Sodium azide solutions react with metallic ions to precipitate metal azides, which can be shock sensitive and explosive. This should be considered for choosing a non-metallic transport container for sodium azide solutions in the laboratory. This can also create potentially dangerous situations if azide solutions should be directly disposed down the drain into a sanitary sewer system. Metal in the plumbing system could react, forming highly sensitive metal azide crystals which could accumulate over years. Adequate precautions are necessary for the safe and environmentally responsible disposal of azide solution residues.

=== Intentional consumption ===

Sodium azide has gained attention in the Netherlands and abroad as a chemical used for homicidal and suicidal purposes.

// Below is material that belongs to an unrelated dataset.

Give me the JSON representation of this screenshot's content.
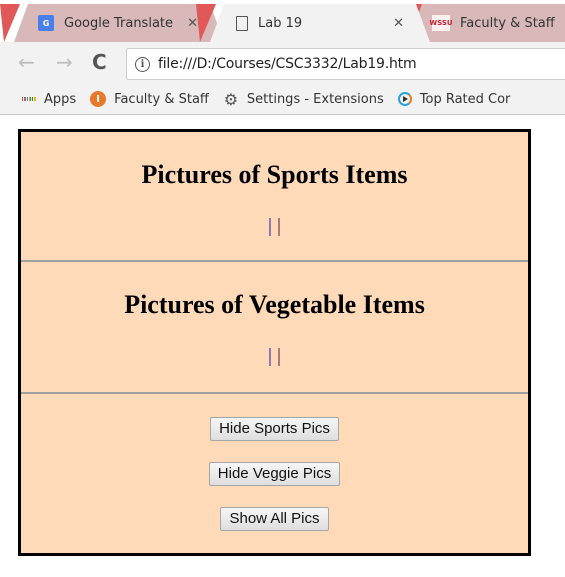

Sodium azide has been attributed to at least 172 deaths in the period from 2015 to 2022 as part of an illicit substance used as a suicide aid commonly called drug X (Dutch: middel X) In 2021, a review of all case reports of sodium azide intoxication indicated that 37% of cases were suicide attempts. An increase in the usage of sodium azide as a suicide drug has been attributed to its availability through pyrotechnics-focused online stores.

=== Treatment ===
The US CDC reports no specific antidote for azide poisoning. A 2021 narrative review identifies several cases of survival from ingestion when the patient is treated with antidotes for cyanide poisoning. From a mechanistic standpoint, hydroxocobalamin is more likely to be helpful than other antidotes such as sodium nitrite and sodium thiosulfate. As a result, the recommended treatment is hemodynamic support and hydroxocobalamin. First responders should use personal protection equipment to protect themselves from azide exposure.